Revista Digital Semanal

Director: Carlos Javier Rodríguez

Editor: Santiago Masetti

Email: editor@cubaesotrahistoria.com.ar

Cierran empresas estatales con saldos negativos

Un grupo importantes de empresas estatales cubanas que terminaron el año 2014 con saldos negativos en su gestión serán cerradas como parte de la nueva política económica gubernamental que se lleva a cabo en la nación caribeña.

Carlos Javier Rodríguez En Economía July 18, 2015

Esta semana el principal diario nacional cubano Granma da un impactante noticia en el área de la Economía cuando anunció el cierre de 24 empresas estatales que reportaron pérdidas económicas negativas y reiteradas desde el año 2012, algo que va en contra de la nueva política gubernamental.

Ciento veinte y tres empresas estatales terminaron el año 2014 con saldos negativos en su gestión y es por ello la decisión de extinguirlas tiene que ver con la conducta negativa que desde años atrás mantienen en sus resultado.

Mientras otras seis empresas que igualmente fueron evaluadas y que aportaron los malos resultados en el 2014 le aprobaron dar un plazo de un año para revertir su situación la cual fue presentada a los diputados nacionales reunidos recientemente en la Comisión de Asuntos Económicos de la Asamblea Nacional.

Por cambios en el sistema de financiación y previsto por la propias entidades durante el presente año 2105 otras 26 serían recuperadas de acuerdo con lo que publicó el diario de mayor circulación del país y órgano oficial del Partido Comunista Cubano.

Los parlamentarios llamaron la atención sobre las “consecuencias sociales” de estas deficiencias y criticaron los problemas en la “gestión” de las empresas agrarias, las “debilidades” en su dirección y la “falta de programas” de desarrollo sobre la base de la ciencia y las inversiones.

Durante las fiscalizaciones realizadas por los diputados en dicho periodo se comprobó, que en los primeros meses del 2015 existían entidades que no tenían en su poder el plan aprobado.

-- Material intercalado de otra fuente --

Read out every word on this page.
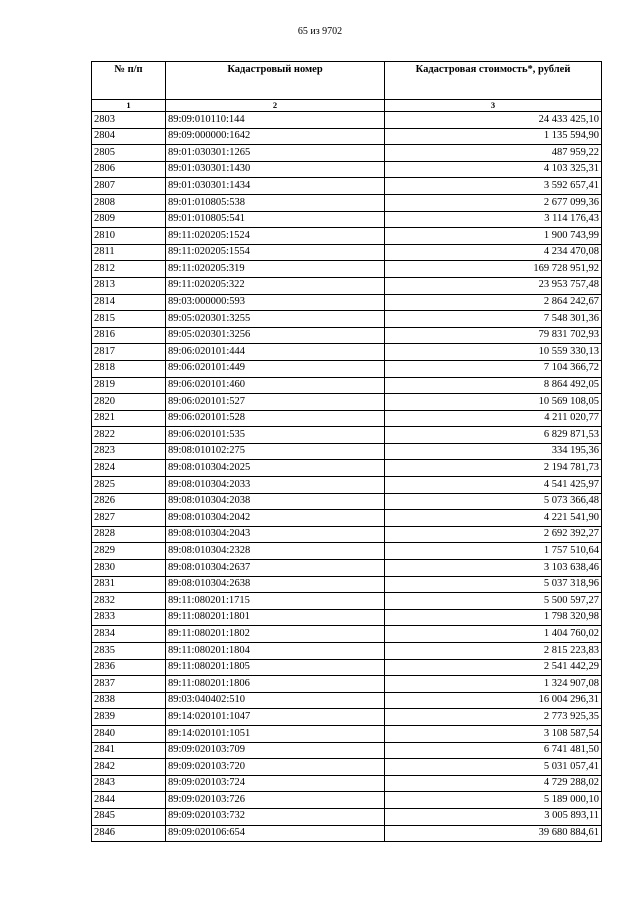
65 из 9702
№ п/п	Кадастровый номер	Кадастровая стоимость*, рублей
1	2	3
2803	89:09:010110:144	24 433 425,10
2804	89:09:000000:1642	1 135 594,90
2805	89:01:030301:1265	487 959,22
2806	89:01:030301:1430	4 103 325,31
2807	89:01:030301:1434	3 592 657,41
2808	89:01:010805:538	2 677 099,36
2809	89:01:010805:541	3 114 176,43
2810	89:11:020205:1524	1 900 743,99
2811	89:11:020205:1554	4 234 470,08
2812	89:11:020205:319	169 728 951,92
2813	89:11:020205:322	23 953 757,48
2814	89:03:000000:593	2 864 242,67
2815	89:05:020301:3255	7 548 301,36
2816	89:05:020301:3256	79 831 702,93
2817	89:06:020101:444	10 559 330,13
2818	89:06:020101:449	7 104 366,72
2819	89:06:020101:460	8 864 492,05
2820	89:06:020101:527	10 569 108,05
2821	89:06:020101:528	4 211 020,77
2822	89:06:020101:535	6 829 871,53
2823	89:08:010102:275	334 195,36
2824	89:08:010304:2025	2 194 781,73
2825	89:08:010304:2033	4 541 425,97
2826	89:08:010304:2038	5 073 366,48
2827	89:08:010304:2042	4 221 541,90
2828	89:08:010304:2043	2 692 392,27
2829	89:08:010304:2328	1 757 510,64
2830	89:08:010304:2637	3 103 638,46
2831	89:08:010304:2638	5 037 318,96
2832	89:11:080201:1715	5 500 597,27
2833	89:11:080201:1801	1 798 320,98
2834	89:11:080201:1802	1 404 760,02
2835	89:11:080201:1804	2 815 223,83
2836	89:11:080201:1805	2 541 442,29
2837	89:11:080201:1806	1 324 907,08
2838	89:03:040402:510	16 004 296,31
2839	89:14:020101:1047	2 773 925,35
2840	89:14:020101:1051	3 108 587,54
2841	89:09:020103:709	6 741 481,50
2842	89:09:020103:720	5 031 057,41
2843	89:09:020103:724	4 729 288,02
2844	89:09:020103:726	5 189 000,10
2845	89:09:020103:732	3 005 893,11
2846	89:09:020106:654	39 680 884,61
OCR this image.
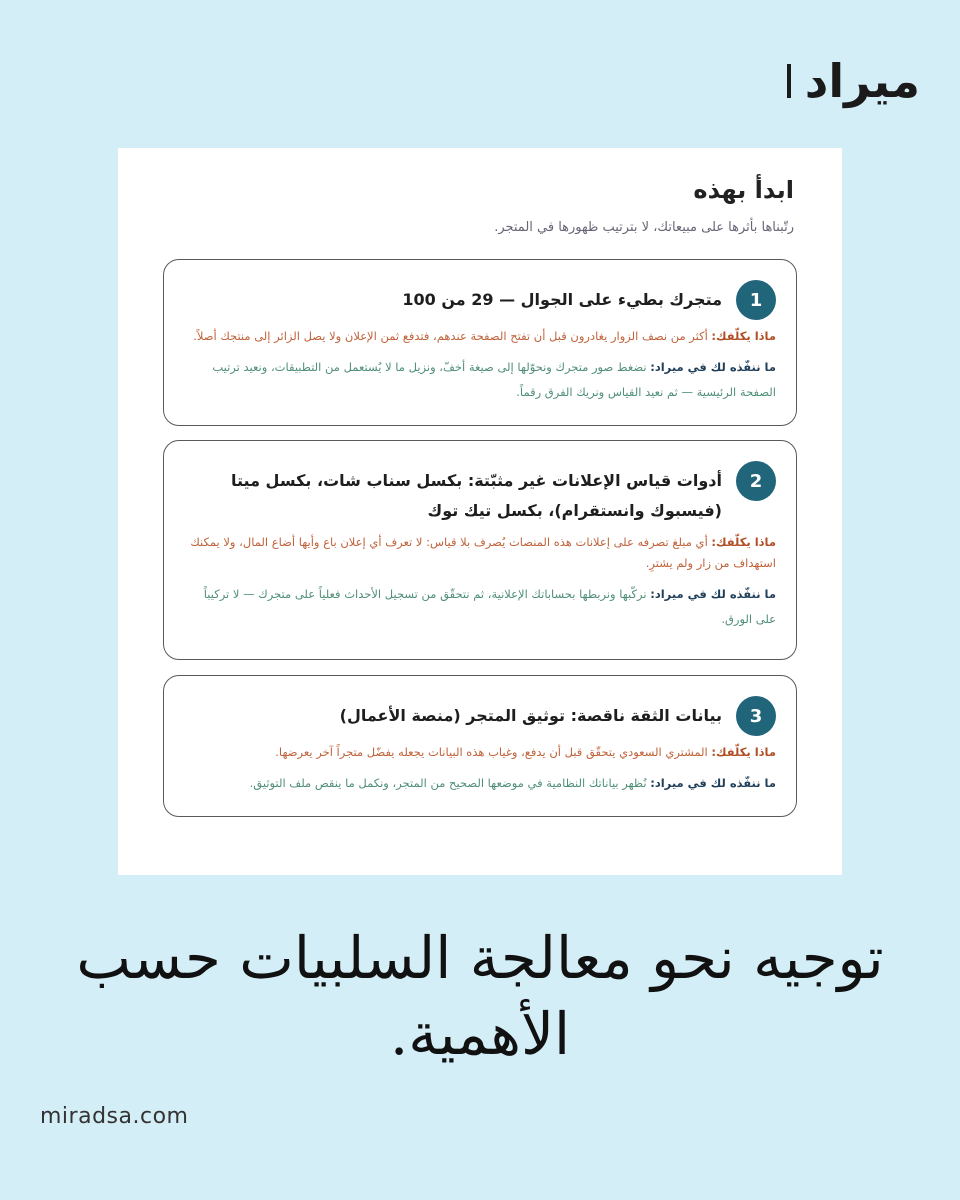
ميراد
ابدأ بهذه
رتّبناها بأثرها على مبيعاتك، لا بترتيب ظهورها في المتجر.
1
متجرك بطيء على الجوال — 29 من 100
ماذا يكلّفك: أكثر من نصف الزوار يغادرون قبل أن تفتح الصفحة عندهم، فتدفع ثمن الإعلان ولا يصل الزائر إلى منتجك أصلاً.
ما ننفّذه لك في ميراد: نضغط صور متجرك ونحوّلها إلى صيغة أخفّ، ونزيل ما لا يُستعمل من التطبيقات، ونعيد ترتيب الصفحة الرئيسية — ثم نعيد القياس ونريك الفرق رقماً.
2
أدوات قياس الإعلانات غير مثبّتة: بكسل سناب شات، بكسل ميتا (فيسبوك وانستقرام)، بكسل تيك توك
ماذا يكلّفك: أي مبلغ تصرفه على إعلانات هذه المنصات يُصرف بلا قياس: لا تعرف أي إعلان باع وأيها أضاع المال، ولا يمكنك استهداف من زار ولم يشترِ.
ما ننفّذه لك في ميراد: نركّبها ونربطها بحساباتك الإعلانية، ثم نتحقّق من تسجيل الأحداث فعلياً على متجرك — لا تركيباً على الورق.
3
بيانات الثقة ناقصة: توثيق المتجر (منصة الأعمال)
ماذا يكلّفك: المشتري السعودي يتحقّق قبل أن يدفع، وغياب هذه البيانات يجعله يفضّل متجراً آخر يعرضها.
ما ننفّذه لك في ميراد: نُظهر بياناتك النظامية في موضعها الصحيح من المتجر، ونكمل ما ينقص ملف التوثيق.
توجيه نحو معالجة السلبيات حسب الأهمية.
miradsa.com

Se evidenció, además, que aún persisten dificultades en el proceso de planificación, pues en varias empresas lo previsto difiere sobremanera de lo real obtenido.

Ello fue valorado de inaceptable por los parlamentarios, quienes reconocieron que mientras existan estas problemáticas no puede ha­blarse de desarrollo sostenible. De igual forma, insistieron en que los análisis superen el ámbito empresarial y tengan en cuenta las consecuencias negativas de las pérdidas en la satisfacción de las necesidades de la población.